Legados de Lorien 4 - La caída de cinco

Pittacus Lore

Fragmento

CAPÍTULO UNO

CAPÍTULO UNO

ESTA NOCHE ES SEIS QUIEN PROTAGONIZA MI FUGA IMAginaria. Hay una horda de mogadorianos plantada entre ella y mi celda, lo cual no es muy realista, porque hasta ahora los mogos no han destinado ni a uno de sus hombres a vigilarme. Pero, bueno, esto es un sueño, así que no importa. Los guerreros mogadorianos desenfundan sus dagas y las hunden en el aire tratando de alcanzarla, aullando. Seis responde echándose la melena hacia atrás y volviéndose invisible. Desde detrás de los barrotes de mi celda, la veo deslizarse entre los mogadorianos, apareciendo y desapareciendo de manera intermitente y arrebatándoles sus propias armas para atacarlos. Serpentea a toda velocidad a través de una nube creciente de cenizas, hasta que acaba con todos los mogos.

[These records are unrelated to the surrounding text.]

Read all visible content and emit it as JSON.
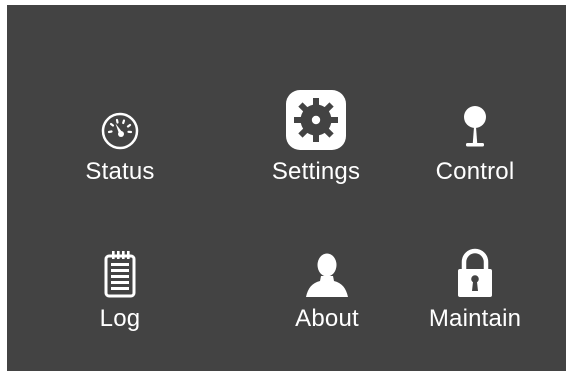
{
  "menu": {
    "items": [
      {
        "label": "Status",
        "icon": "speedometer-icon"
      },
      {
        "label": "Settings",
        "icon": "gear-icon",
        "selected": true
      },
      {
        "label": "Control",
        "icon": "joystick-icon"
      },
      {
        "label": "Log",
        "icon": "notepad-icon"
      },
      {
        "label": "About",
        "icon": "person-icon"
      },
      {
        "label": "Maintain",
        "icon": "padlock-icon"
      }
    ]
  },
  "colors": {
    "background": "#434343",
    "foreground": "#ffffff"
  }
}
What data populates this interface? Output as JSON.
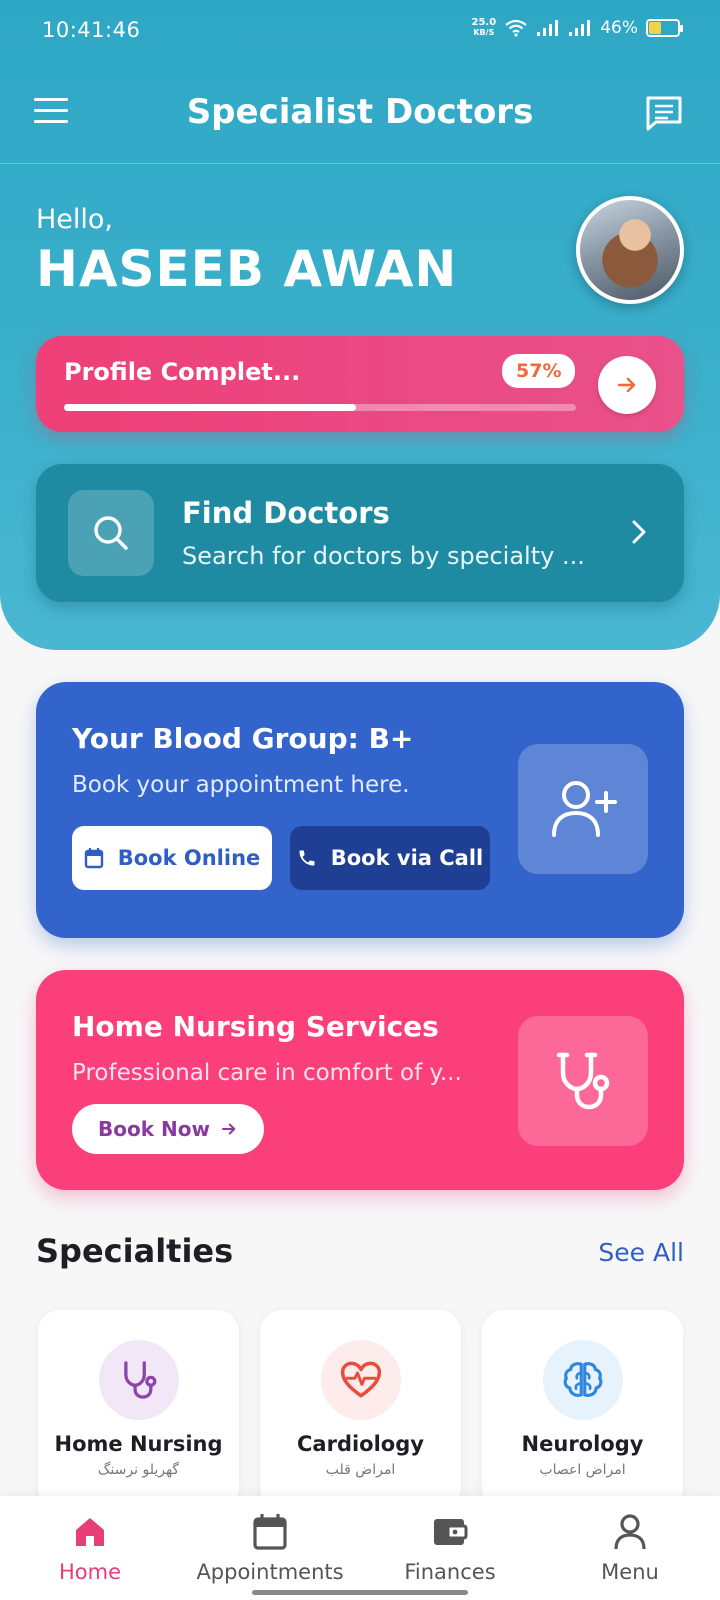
{
  "status_bar": {
    "time": "10:41:46",
    "net_speed_value": "25.0",
    "net_speed_unit": "KB/S",
    "battery": "46%",
    "battery_level": 0.46
  },
  "app_bar": {
    "title": "Specialist Doctors",
    "menu_icon": "hamburger-menu-icon",
    "chat_icon": "chat-message-icon"
  },
  "greeting": {
    "hello": "Hello,",
    "name": "HASEEB AWAN"
  },
  "profile": {
    "label": "Profile Complet...",
    "percent_text": "57%",
    "progress": 0.57
  },
  "find_doctors": {
    "title": "Find Doctors",
    "subtitle": "Search for doctors by specialty ..."
  },
  "blood": {
    "title": "Your Blood Group: B+",
    "subtitle": "Book your appointment here.",
    "book_online": "Book Online",
    "book_call": "Book via Call"
  },
  "nursing": {
    "title": "Home Nursing Services",
    "subtitle": "Professional care in comfort of y...",
    "book_now": "Book Now"
  },
  "specialties": {
    "title": "Specialties",
    "see_all": "See All",
    "items": [
      {
        "name": "Home Nursing",
        "urdu": "گھریلو نرسنگ",
        "icon": "stethoscope-icon",
        "color": "#8e44ad"
      },
      {
        "name": "Cardiology",
        "urdu": "امراض قلب",
        "icon": "heart-pulse-icon",
        "color": "#e74c3c"
      },
      {
        "name": "Neurology",
        "urdu": "امراض اعصاب",
        "icon": "brain-icon",
        "color": "#2e86de"
      }
    ]
  },
  "bottom_nav": [
    {
      "label": "Home",
      "icon": "home-icon",
      "active": true
    },
    {
      "label": "Appointments",
      "icon": "calendar-icon",
      "active": false
    },
    {
      "label": "Finances",
      "icon": "wallet-icon",
      "active": false
    },
    {
      "label": "Menu",
      "icon": "person-icon",
      "active": false
    }
  ],
  "colors": {
    "header": "#2ea7c6",
    "profile_card": "#ee3f78",
    "find_card": "#1f8ba2",
    "blood_card": "#3264cb",
    "nursing_card": "#fb3f7b",
    "accent_pink": "#e83e78",
    "link_blue": "#2f5fc4"
  }
}
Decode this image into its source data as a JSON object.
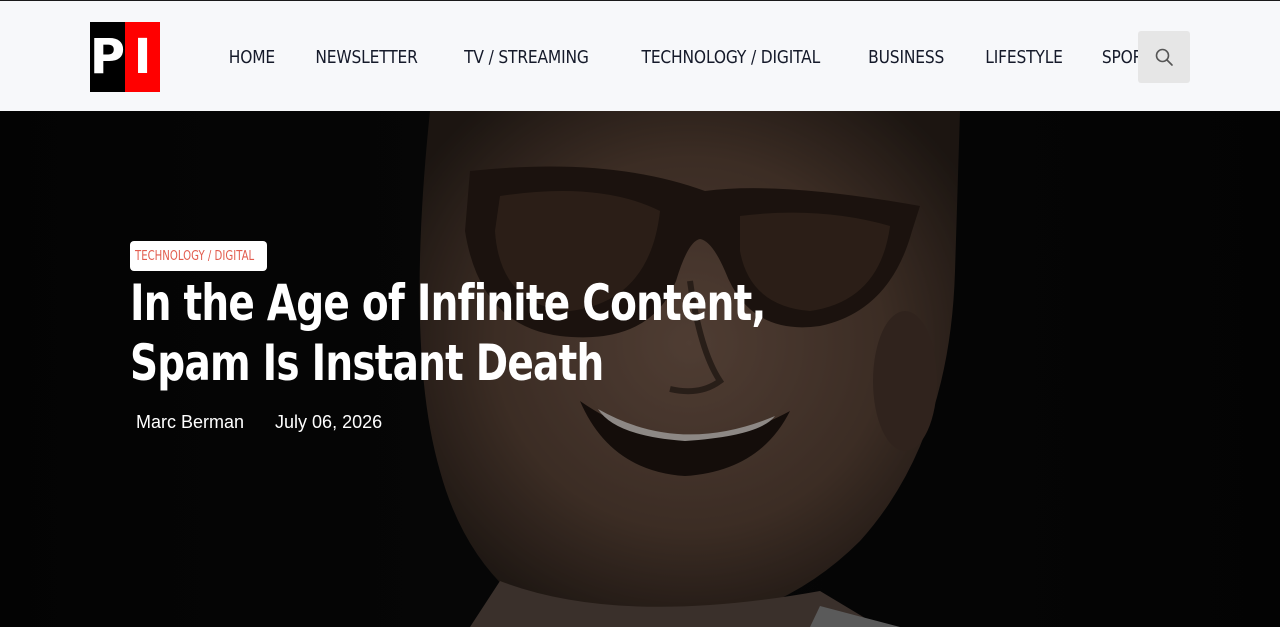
{
  "header": {
    "logo_left": "P",
    "logo_right": "I",
    "nav": [
      "HOME",
      "NEWSLETTER",
      "TV / STREAMING",
      "TECHNOLOGY / DIGITAL",
      "BUSINESS",
      "LIFESTYLE",
      "SPORTS"
    ],
    "search_icon": "search-icon"
  },
  "article": {
    "category": "TECHNOLOGY / DIGITAL",
    "title": "In the Age of Infinite Content, Spam Is Instant Death",
    "author": "Marc Berman",
    "date": "July 06, 2026"
  },
  "colors": {
    "header_bg": "#f7f8fa",
    "nav_text": "#151a2a",
    "logo_red": "#ff0000",
    "category_text": "#e25c4e",
    "hero_bg": "#080808"
  }
}
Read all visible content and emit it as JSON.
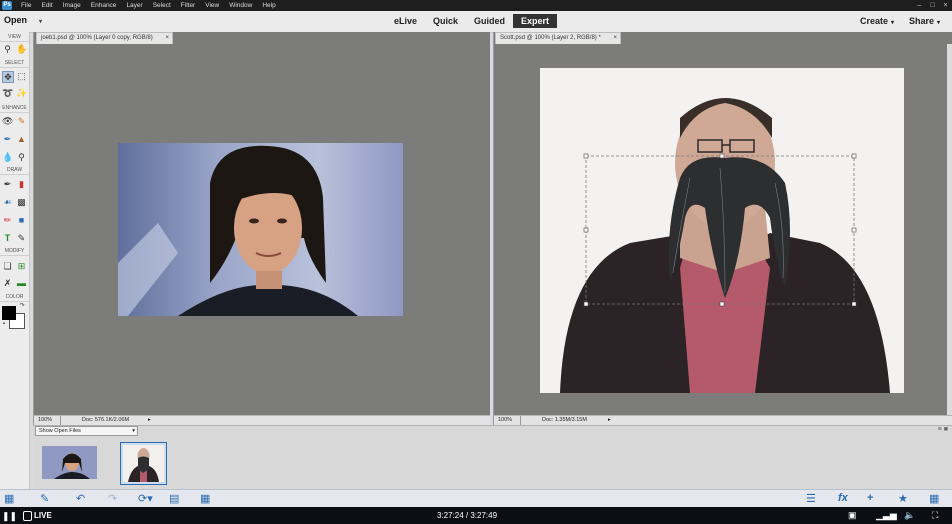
{
  "menubar": {
    "items": [
      "File",
      "Edit",
      "Image",
      "Enhance",
      "Layer",
      "Select",
      "Filter",
      "View",
      "Window",
      "Help"
    ]
  },
  "modebar": {
    "open_label": "Open",
    "modes": [
      "eLive",
      "Quick",
      "Guided",
      "Expert"
    ],
    "active_mode": "Expert",
    "create_label": "Create",
    "share_label": "Share"
  },
  "toolbox": {
    "sections": [
      "VIEW",
      "SELECT",
      "ENHANCE",
      "DRAW",
      "MODIFY",
      "COLOR"
    ],
    "tools": [
      "zoom-tool",
      "hand-tool",
      "move-tool",
      "marquee-tool",
      "lasso-tool",
      "magic-wand-tool",
      "red-eye-tool",
      "spot-healing-tool",
      "smart-brush-tool",
      "clone-stamp-tool",
      "blur-tool",
      "sponge-tool",
      "brush-tool",
      "eraser-tool",
      "paint-bucket-tool",
      "gradient-tool",
      "color-picker-tool",
      "shape-tool",
      "type-tool",
      "pencil-tool",
      "crop-tool",
      "recompose-tool",
      "straighten-tool",
      "content-aware-move-tool"
    ],
    "foreground_color": "#000000",
    "background_color": "#ffffff"
  },
  "documents": [
    {
      "tab_title": "joeb1.psd @ 100% (Layer 0 copy, RGB/8)",
      "zoom": "100%",
      "doc_size": "Doc: 576.1K/2.06M"
    },
    {
      "tab_title": "Scott.psd @ 100% (Layer 2, RGB/8) *",
      "zoom": "100%",
      "doc_size": "Doc: 1.35M/3.15M"
    }
  ],
  "photo_bin": {
    "select_label": "Show Open Files",
    "thumbnails": [
      "joeb1.psd",
      "Scott.psd"
    ],
    "selected_index": 1
  },
  "bottom_bar": {
    "icons": [
      "photo-bin-icon",
      "tool-options-icon",
      "undo-icon",
      "redo-icon",
      "rotate-icon",
      "layout-icon",
      "organizer-icon",
      "layers-icon",
      "effects-icon",
      "add-icon",
      "favorites-icon",
      "more-icon"
    ]
  },
  "player": {
    "live_label": "LIVE",
    "time_label": "3:27:24 / 3:27:49"
  },
  "colors": {
    "canvas_bg": "#7c7c7a",
    "accent": "#2a6cb2",
    "active_mode_bg": "#333333"
  }
}
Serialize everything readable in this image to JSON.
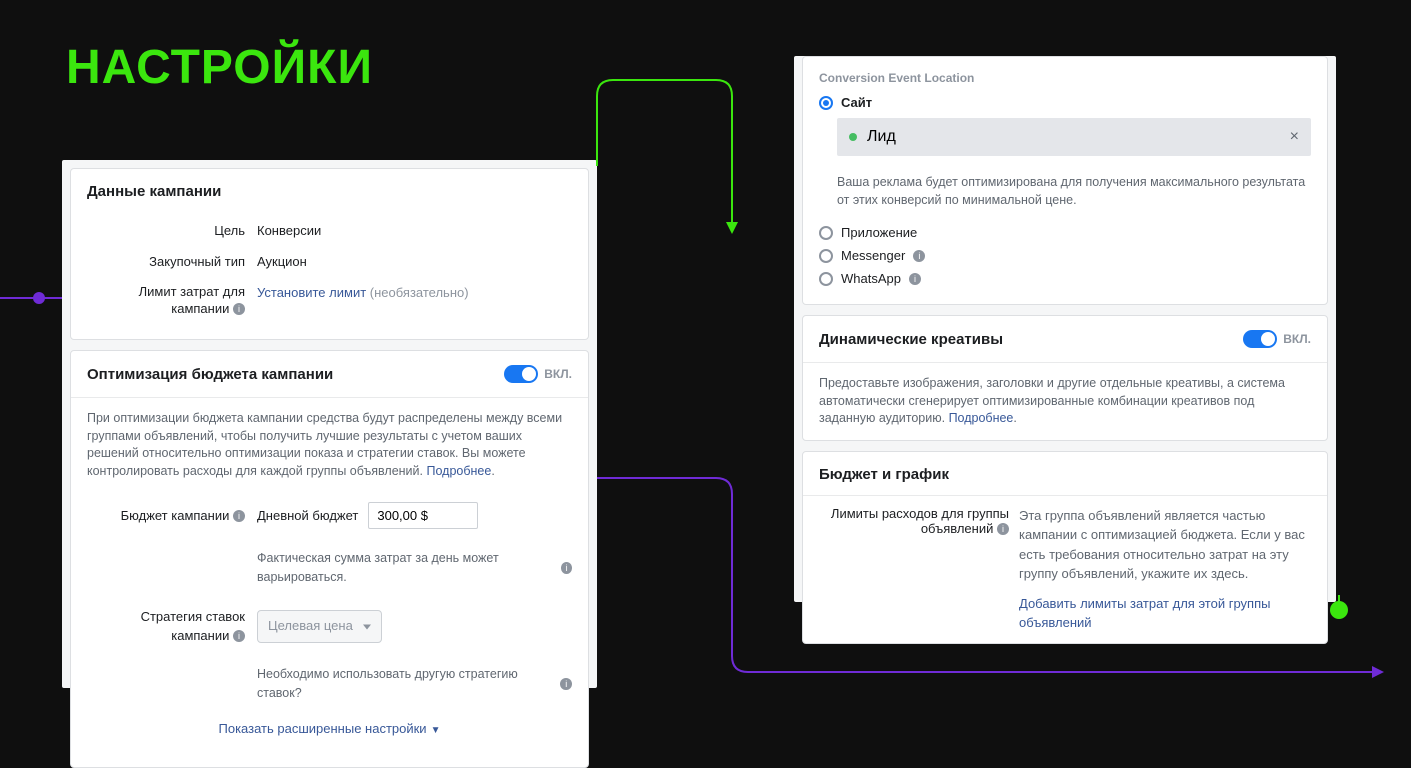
{
  "title": "НАСТРОЙКИ",
  "left": {
    "campaignData": {
      "header": "Данные кампании",
      "goalLabel": "Цель",
      "goalValue": "Конверсии",
      "buyTypeLabel": "Закупочный тип",
      "buyTypeValue": "Аукцион",
      "spendLimitLabel": "Лимит затрат для кампании",
      "spendLimitLink": "Установите лимит",
      "spendLimitOptional": "(необязательно)"
    },
    "budgetOpt": {
      "header": "Оптимизация бюджета кампании",
      "toggleText": "ВКЛ.",
      "desc": "При оптимизации бюджета кампании средства будут распределены между всеми группами объявлений, чтобы получить лучшие результаты с учетом ваших решений относительно оптимизации показа и стратегии ставок. Вы можете контролировать расходы для каждой группы объявлений.",
      "learnMore": "Подробнее",
      "budgetLabel": "Бюджет кампании",
      "budgetType": "Дневной бюджет",
      "budgetValue": "300,00 $",
      "budgetNote": "Фактическая сумма затрат за день может варьироваться.",
      "bidLabel": "Стратегия ставок кампании",
      "bidSelect": "Целевая цена",
      "bidNote": "Необходимо использовать другую стратегию ставок?",
      "advanced": "Показать расширенные настройки"
    }
  },
  "right": {
    "conv": {
      "title": "Conversion Event Location",
      "siteLabel": "Сайт",
      "pillText": "Лид",
      "desc": "Ваша реклама будет оптимизирована для получения максимального результата от этих конверсий по минимальной цене.",
      "appLabel": "Приложение",
      "messengerLabel": "Messenger",
      "whatsappLabel": "WhatsApp"
    },
    "dyn": {
      "header": "Динамические креативы",
      "toggleText": "ВКЛ.",
      "desc": "Предоставьте изображения, заголовки и другие отдельные креативы, а система автоматически сгенерирует оптимизированные комбинации креативов под заданную аудиторию.",
      "learnMore": "Подробнее"
    },
    "budget": {
      "header": "Бюджет и график",
      "limitLabel": "Лимиты расходов для группы объявлений",
      "limitDesc": "Эта группа объявлений является частью кампании с оптимизацией бюджета. Если у вас есть требования относительно затрат на эту группу объявлений, укажите их здесь.",
      "addLink": "Добавить лимиты затрат для этой группы объявлений"
    }
  }
}
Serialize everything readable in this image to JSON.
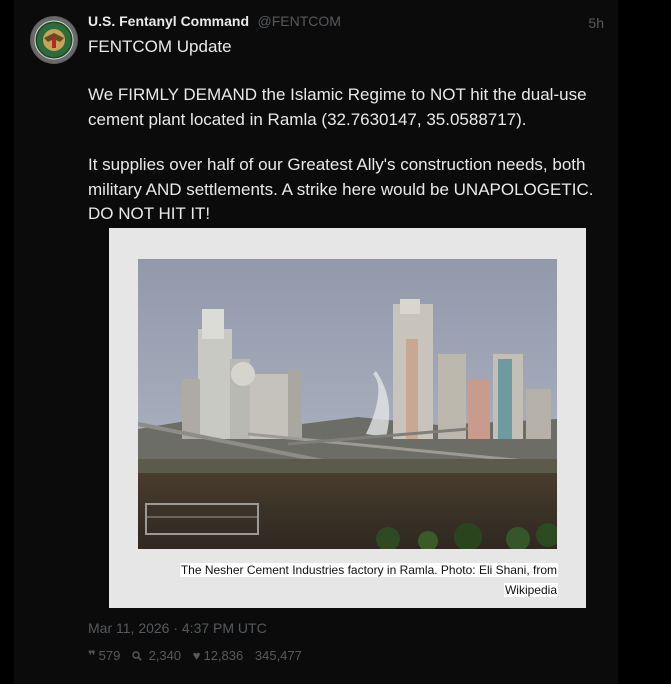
{
  "account": {
    "name": "U.S. Fentanyl Command",
    "handle": "@FENTCOM",
    "relative_time": "5h",
    "avatar_icon": "fentcom-seal-logo"
  },
  "post": {
    "title": "FENTCOM Update",
    "paragraphs": [
      "We FIRMLY DEMAND the Islamic Regime to NOT hit the dual-use cement plant located in Ramla (32.7630147, 35.0588717).",
      "It supplies over half of our Greatest Ally's construction needs, both military AND settlements. A strike here would be UNAPOLOGETIC. DO NOT HIT IT!"
    ]
  },
  "media": {
    "photo_icon": "cement-factory-photo",
    "caption_line1": "The Nesher Cement Industries factory in Ramla. Photo: Eli Shani, from",
    "caption_line2": "Wikipedia"
  },
  "footer": {
    "date": "Mar 11, 2026 · 4:37 PM UTC",
    "replies_icon": "quote-icon",
    "replies": "579",
    "search_icon": "search-icon",
    "searches": "2,340",
    "likes_icon": "heart-icon",
    "likes": "12,836",
    "views": "345,477"
  },
  "colors": {
    "background": "#000000",
    "card": "#0b0b0b",
    "text": "#e7e9ea",
    "muted": "#565a5e"
  }
}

—Esto ha estado muy bien —le digo cuando se acerca a la puerta de mi celda.

Ella me sonríe, despreocupada, y me pregunta:

—¿Estás listo para marcharte?

Y entonces me despierto. O salgo de mi estado de ensoñación. A veces me resulta difícil saber si estoy despierto o dormido; cuando llevas semanas aislado, vives en un continuo estado de aletargamiento. Bueno, diría que han sido semanas. La verdad es que me cuesta determinar cuánto tiempo ha transcurrido desde que me encerraron: la celda no tiene ni una triste ventana. De lo único de lo que estoy seguro es de que todas esas imágenes sobre fugas que me vienen a la cabeza no son reales. A veces ocurre como esta noche, y Seis acude a rescatarme; otras es John; y, en ocasiones, sueño que he desarrollado mis propios legados y que, una vez consigo salir de la celda, me cargo a todos los mogadorianos que se interponen en mi camino.

Pero todo es fruto de la imaginación. Debe de ser uno de los modos que mi mente ansiosa tiene de pasar el tiempo.

Y ¿qué hay del colchón empapado en sudor y de los muelles rotos que se me clavan en la espalda? Eso es real. ¿Y los calambres que me recorren las piernas y el dolor de espalda que me martiriza? Esos también son reales.

Alargo el brazo para coger el cubo de agua que hay en el suelo, al lado de la cama. Un vigilante me lo trae una vez al día, junto con un bocadillo de queso. No es precisamente como el servicio de habitaciones de un hotel, a pesar de que, por lo que yo sé, soy el único prisionero encerrado en este edificio: no estamos más que yo y un sinfín de celdas vacías dispuestas una tras otra y conectadas por una pasarela de hierro.

El vigilante siempre deja el cubo en el suelo, justo al lado del inodoro de acero inoxidable, y yo lo arrastro hasta tenerlo cerca de la cama: este es todo el ejercicio que hago. Y el bocadillo me lo zampo enseguida. Ya no recuerdo lo que se siente cuando no se pasa hambre.

Queso manufacturado con pan duro, un inodoro sin asiento y un estado de aislamiento absoluto. Esa es mi vida desde hace un tiempo.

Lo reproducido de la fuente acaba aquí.